Das 255.888 matrículas registradas nas escolas indígenas do país, 12% são na Educação Infantil, 68%, no Ensino Fundamental e apenas 10% no Médio. Há apenas 8% na EJA (MEC, 2018), o que aponta os limites do alcance desse processo, centrado prioritariamente no nível fundamental.

Os desequilíbrios não param por aí. O funcionamento de unidades em prédios escolares chega somente a 2.316 (69%). As regiões Norte e Nordeste apresentam a menor porcentagem de escolas funcionando em prédios escolares – respectivamente, 65% e 69%. Por outro lado, a região Sudeste apresenta a maior taxa, a saber, 94% (MEC, 2018).

As desigualdades se acentuam regionalmente. As escolas indígenas das regiões Sul e Sudeste, por exemplo, possuem 100% de acesso à energia elétrica, enquanto a região Norte apenas 54%. Quanto ao esgoto sanitário, as escolas das regiões Sul e Sudeste possuem, respectivamente, 98% e 90% de acesso, enquanto a região Norte apenas 39% (MEC, 2018).

A precariedade de boa parte das escolas indígenas no país é inegável, pois as estruturas físicas de suporte ao aprendizado das Ciências, da Informática e das Linguagens praticamente inexistem. Por exemplo, somente 6% das escolas indígenas possuem laboratórios de informática, 0,5% contam com laboratórios de Ciências, 8% têm bibliotecas e 14%, acesso à internet (MEC, 2018).

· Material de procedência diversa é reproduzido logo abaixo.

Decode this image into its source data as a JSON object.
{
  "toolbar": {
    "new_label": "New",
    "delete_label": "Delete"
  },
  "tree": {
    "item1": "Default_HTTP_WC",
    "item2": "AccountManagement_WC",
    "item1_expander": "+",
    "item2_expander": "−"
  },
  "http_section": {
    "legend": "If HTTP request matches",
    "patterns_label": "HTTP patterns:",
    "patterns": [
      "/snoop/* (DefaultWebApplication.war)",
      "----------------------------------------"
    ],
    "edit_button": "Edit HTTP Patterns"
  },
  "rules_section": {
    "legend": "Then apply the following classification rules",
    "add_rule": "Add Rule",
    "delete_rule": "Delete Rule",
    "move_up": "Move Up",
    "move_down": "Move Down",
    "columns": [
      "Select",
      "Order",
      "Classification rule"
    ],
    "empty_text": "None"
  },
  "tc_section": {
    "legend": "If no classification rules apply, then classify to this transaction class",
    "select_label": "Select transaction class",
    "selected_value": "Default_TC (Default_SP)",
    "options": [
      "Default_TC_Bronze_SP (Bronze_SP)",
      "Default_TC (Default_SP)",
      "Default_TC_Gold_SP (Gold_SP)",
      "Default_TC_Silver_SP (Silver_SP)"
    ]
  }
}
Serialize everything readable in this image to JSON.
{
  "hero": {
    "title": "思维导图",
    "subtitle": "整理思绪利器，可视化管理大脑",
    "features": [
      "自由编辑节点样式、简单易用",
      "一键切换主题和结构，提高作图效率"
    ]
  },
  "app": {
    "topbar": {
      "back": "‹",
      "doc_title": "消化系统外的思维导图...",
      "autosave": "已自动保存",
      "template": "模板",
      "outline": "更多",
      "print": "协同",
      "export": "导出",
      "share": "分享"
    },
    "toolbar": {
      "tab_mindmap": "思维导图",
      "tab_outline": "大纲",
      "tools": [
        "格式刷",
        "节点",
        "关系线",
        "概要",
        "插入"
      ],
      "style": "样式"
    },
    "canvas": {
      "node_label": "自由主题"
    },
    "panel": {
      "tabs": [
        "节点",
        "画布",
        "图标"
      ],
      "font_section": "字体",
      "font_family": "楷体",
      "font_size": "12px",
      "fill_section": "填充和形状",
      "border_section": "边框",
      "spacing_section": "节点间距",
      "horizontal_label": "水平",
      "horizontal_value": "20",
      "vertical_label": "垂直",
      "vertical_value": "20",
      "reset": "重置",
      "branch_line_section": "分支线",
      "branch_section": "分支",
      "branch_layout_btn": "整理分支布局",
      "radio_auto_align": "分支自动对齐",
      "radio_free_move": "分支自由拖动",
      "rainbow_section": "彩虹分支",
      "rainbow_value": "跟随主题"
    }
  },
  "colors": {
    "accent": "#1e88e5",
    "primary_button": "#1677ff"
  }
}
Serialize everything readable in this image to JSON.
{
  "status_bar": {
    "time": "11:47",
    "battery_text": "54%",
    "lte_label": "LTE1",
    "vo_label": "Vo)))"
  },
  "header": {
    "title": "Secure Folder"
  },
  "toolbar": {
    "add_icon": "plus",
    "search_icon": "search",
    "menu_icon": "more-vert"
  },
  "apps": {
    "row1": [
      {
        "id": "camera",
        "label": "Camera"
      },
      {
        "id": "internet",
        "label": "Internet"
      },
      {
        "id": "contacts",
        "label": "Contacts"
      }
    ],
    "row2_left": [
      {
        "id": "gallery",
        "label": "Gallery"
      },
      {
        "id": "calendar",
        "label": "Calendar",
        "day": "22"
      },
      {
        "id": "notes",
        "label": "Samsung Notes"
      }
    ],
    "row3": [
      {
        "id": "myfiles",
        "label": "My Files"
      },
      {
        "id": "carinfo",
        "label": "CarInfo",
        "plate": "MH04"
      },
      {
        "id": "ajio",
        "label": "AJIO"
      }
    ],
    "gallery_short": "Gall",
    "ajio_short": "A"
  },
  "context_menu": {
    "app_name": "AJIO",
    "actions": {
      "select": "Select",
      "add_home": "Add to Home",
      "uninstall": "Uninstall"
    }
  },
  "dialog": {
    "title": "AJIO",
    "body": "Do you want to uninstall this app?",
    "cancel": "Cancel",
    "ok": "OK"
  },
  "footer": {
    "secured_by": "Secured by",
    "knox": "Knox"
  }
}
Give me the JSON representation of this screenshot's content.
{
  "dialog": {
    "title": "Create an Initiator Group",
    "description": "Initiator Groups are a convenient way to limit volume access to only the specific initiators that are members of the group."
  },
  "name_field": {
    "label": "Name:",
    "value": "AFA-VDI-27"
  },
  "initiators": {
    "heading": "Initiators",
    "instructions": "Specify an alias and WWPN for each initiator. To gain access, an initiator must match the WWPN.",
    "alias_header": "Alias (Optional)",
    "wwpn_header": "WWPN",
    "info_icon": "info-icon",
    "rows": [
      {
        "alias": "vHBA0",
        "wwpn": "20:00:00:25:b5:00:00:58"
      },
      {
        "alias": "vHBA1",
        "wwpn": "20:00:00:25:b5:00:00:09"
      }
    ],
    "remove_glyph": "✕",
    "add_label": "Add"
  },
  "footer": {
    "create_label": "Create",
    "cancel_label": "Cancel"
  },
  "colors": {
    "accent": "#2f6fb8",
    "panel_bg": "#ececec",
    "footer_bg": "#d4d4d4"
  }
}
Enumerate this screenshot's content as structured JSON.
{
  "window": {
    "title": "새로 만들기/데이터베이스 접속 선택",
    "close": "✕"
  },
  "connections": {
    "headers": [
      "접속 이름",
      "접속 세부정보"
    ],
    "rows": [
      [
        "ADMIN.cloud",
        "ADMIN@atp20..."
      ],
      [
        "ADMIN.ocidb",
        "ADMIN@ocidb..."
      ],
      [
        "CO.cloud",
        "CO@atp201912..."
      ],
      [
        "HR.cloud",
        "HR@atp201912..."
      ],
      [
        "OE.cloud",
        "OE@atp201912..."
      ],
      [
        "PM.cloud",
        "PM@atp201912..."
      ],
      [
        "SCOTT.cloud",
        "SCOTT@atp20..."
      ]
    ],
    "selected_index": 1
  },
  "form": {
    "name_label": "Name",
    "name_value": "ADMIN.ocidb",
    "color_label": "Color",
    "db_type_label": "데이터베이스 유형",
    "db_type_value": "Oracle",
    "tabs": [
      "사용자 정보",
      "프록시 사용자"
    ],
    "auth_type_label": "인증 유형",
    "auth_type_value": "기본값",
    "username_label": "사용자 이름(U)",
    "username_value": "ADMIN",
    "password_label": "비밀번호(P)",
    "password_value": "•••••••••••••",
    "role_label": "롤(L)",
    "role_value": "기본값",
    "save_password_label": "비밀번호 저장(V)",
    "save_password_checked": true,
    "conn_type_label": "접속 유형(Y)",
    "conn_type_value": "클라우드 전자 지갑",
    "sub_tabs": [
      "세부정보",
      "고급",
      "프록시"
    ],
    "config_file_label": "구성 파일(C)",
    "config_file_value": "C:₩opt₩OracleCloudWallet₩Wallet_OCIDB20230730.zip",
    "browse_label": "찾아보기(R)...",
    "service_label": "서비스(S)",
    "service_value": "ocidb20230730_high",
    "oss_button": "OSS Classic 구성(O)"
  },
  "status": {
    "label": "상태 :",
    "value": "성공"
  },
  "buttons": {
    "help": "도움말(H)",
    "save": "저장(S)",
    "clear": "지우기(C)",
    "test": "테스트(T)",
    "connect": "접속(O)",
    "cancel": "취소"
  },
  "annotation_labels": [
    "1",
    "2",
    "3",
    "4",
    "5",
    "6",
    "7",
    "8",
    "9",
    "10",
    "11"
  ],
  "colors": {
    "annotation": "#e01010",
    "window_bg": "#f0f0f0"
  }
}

No contexto atual de globalização e de crise da saúde pública imposta pela pandemia, essa diversidade e essa precariedade produzem diferentes significados que se contrastam nesse período, explicitando e escancarando as enormes desigualdades sociais produzidas historicamente no nosso país, as quais excluem e marginalizam os povos indígenas, assim como os demais povos tradicionais como os quilombolas, os caiçaras, os ribeirinhos etc.

Entretanto, há alguns processos educativos em curso em algumas comunidades indígenas, envolvendo sábios mais velhos, mulheres guerreiras, jovens engajados, rezadores e rezadoras, os quais resistem e, assim como o movimento indígena contemporâneo, continuam mostrando a sua vitalidade.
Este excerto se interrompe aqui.